ABSI is here to help. It is unable to exact influence on droughts or influence Atlanta’s demand for water, but it can make up for lost habitat.
Working with various types and amounts of substrate or cultch — hard material to which free-swimming oyster spat can attach and mature — ABSI is making discoveries likely to influence future restoration efforts.
“We are trying alternatives on a small scale and seeing what works,” Brooke said. “That can inform a larger effort. First, we tested oyster shells, which everybody likes. It’s the gold standard where spat recruitment is concerned, but it’s not readily available. And, if you put shell on a bed of hard-pack substrate, it gets blown out.”
ABSI tried limerock of a diameter used in road building. It provided stability, but not enough hidey-holes.
ABSI has moved on to experiment with larger chunks of limerock and concrete. In May, it built 16 sites measuring 50-by-26 feet in the Cat Point area of the bay by deploying, with the help of 20 oystermen and women, 416 cubic yards of limerock, 416 cubic yards of concrete and 96 cubic yards of shell.
Four sites of each of four types were constructed:
■ 2-inch to 6-inch limerock deployed to a height of 15 inches.
■ 2-inch to 6-inch limerock deployed 12 inches high with three inches of shell on top.
■ 4-inch to 6-inch limerock deployed to a height of 15 inches.
■ 4-inch to 6-inch limerock deployed 12 inches high with three inches of shell on top.
The jury is out. The sites will need to soak for months before ABSI can determine which are the most effective.
“We know that there are a lot of different animals that live in oyster bars, but we don’t know what the role of each of them is in the functioning of a healthy reef,” Brooke said. “The best we can do, I think, is to recreate what Mother Nature did and make things with lots of holes that creatures can live in.

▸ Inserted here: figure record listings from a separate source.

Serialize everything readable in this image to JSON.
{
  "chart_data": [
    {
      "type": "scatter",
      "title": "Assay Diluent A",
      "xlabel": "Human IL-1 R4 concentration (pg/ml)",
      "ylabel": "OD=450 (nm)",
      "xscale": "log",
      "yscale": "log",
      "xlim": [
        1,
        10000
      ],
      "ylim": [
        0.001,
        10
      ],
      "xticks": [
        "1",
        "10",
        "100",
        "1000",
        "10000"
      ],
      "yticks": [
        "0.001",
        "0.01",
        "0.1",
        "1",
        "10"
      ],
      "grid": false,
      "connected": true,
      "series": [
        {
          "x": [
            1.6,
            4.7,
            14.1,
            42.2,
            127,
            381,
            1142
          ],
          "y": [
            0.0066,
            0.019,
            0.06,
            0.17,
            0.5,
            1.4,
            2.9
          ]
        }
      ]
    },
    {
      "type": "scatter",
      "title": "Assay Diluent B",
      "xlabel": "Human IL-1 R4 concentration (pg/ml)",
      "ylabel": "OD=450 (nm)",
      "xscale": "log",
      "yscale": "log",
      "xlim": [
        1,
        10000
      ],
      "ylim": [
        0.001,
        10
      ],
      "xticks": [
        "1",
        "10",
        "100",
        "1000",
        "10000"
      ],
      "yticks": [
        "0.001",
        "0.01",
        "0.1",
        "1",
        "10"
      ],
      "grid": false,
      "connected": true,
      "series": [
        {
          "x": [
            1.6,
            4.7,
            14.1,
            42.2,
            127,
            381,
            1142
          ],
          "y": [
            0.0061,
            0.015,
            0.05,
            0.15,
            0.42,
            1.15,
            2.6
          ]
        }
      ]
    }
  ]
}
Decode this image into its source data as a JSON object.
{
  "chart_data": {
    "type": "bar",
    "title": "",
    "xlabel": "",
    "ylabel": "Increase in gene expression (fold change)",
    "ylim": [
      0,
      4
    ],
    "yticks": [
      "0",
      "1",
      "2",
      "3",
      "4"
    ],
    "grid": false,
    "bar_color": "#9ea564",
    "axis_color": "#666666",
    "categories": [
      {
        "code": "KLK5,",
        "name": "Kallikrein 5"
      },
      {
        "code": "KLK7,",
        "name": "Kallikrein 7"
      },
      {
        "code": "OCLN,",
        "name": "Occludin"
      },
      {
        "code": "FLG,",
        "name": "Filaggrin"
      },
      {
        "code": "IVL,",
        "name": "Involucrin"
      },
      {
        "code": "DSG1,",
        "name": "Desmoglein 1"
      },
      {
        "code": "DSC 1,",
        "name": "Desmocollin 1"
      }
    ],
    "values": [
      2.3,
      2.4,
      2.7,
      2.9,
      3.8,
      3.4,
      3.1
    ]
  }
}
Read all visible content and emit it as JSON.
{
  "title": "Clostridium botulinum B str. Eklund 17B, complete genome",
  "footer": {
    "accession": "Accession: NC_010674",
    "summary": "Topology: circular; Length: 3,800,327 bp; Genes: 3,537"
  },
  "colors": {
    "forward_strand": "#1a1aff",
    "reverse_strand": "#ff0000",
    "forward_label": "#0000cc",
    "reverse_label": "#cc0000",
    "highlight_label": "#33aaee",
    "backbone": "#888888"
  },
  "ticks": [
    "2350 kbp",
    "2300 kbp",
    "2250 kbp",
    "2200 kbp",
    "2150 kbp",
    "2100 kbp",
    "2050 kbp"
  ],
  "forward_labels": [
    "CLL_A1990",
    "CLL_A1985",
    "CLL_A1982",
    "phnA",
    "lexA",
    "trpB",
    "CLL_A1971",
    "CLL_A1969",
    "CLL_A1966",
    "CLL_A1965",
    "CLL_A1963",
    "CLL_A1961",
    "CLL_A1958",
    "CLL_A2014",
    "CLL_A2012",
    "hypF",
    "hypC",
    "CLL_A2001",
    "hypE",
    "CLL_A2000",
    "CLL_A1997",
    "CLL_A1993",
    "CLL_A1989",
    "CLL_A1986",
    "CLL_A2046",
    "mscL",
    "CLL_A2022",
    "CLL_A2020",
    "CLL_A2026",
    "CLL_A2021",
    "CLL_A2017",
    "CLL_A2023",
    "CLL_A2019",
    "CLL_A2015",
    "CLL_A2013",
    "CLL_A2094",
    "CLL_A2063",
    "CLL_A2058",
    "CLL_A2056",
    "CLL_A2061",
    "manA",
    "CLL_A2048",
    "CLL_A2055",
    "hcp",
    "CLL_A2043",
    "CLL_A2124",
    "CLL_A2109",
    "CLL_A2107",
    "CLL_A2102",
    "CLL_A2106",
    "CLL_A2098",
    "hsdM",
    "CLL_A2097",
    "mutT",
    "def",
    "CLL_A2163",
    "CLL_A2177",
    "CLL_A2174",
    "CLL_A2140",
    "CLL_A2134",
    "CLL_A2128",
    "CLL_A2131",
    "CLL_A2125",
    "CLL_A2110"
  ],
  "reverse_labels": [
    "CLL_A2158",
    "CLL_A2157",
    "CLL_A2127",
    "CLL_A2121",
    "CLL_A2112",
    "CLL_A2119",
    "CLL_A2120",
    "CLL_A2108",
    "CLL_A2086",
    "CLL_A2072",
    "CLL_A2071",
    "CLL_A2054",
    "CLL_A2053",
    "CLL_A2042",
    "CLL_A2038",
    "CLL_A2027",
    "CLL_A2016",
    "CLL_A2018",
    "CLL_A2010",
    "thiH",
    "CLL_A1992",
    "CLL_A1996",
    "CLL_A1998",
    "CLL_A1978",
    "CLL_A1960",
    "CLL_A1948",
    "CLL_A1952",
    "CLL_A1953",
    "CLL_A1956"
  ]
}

We don’t have to understand precisely what each animal does; we just need to provide homes for them to move into.”
In response to the oyster fishery’s collapse, the State of Florida imposed a five-year moratorium, effective Jan. 1, 2021, on the harvesting of wild oysters in Apalachicola Bay.
Are oyster populations responding? “Absolutely,” Brooke said.
She explained that reefs that are home to 400 pounds of market-size oysters per acre are deemed capable of supporting a sustainable fishery. Prior to the closure, none of the 10 limerock sites scattered across the bay had reached that level. Two years after the moratorium was put in place, four sites had.
The four sites, however, total just 56 acres.

Doctoral candidate Adam Alfasso retrieves hatchery oysters for use in reef restoration work in Apalachicola Bay. Photo by Dave Barfield
“When you think of that in the context of the hundreds of acres that we used to have, you could fish those out pretty quickly,” Brooke said.
ABSI carries out its work in close coordination with a community advisory board whose members include elected officials, seafood workers, representatives of trade associations and nongovernment organizations and members of the scientific community.
“They are working with us to come up with a management/restoration plan that has stakeholder buy-in,” Brooke said. “If your plan doesn’t have some level of consensus, there aren’t enough cops out there to enforce unpopular regulations. We want to come up with a number of options for the state Fish and Wildlife Conservation Commission to consider. We are not going to get everyone to agree on anything including the time of day, but there are things that we think can work and that the community can live with.”
Oyster aquaculture, Brooke said, helps meet consumer demand for the homely bivalves — Brooke suggested that rallying support for oysters would be easier if they looked more like pandas — “but it’s unfortunate that we need it. Anytime you resort to farming, it’s an indication that wild harvest is in trouble.”
Farmed oysters filter water just like wild ones do, but “aquaculture is not a replacement for the wild harvest,” Brooke said. “It doesn’t create habitat for other animals. It doesn’t result in shoreline erosion protection. My fear is that if there are enough farmed oysters to meet market demands, we will forget about bothering about the wild stocks. That would be a shame.”
Oyster aquaculture is not a panacea. Nor a Panacea.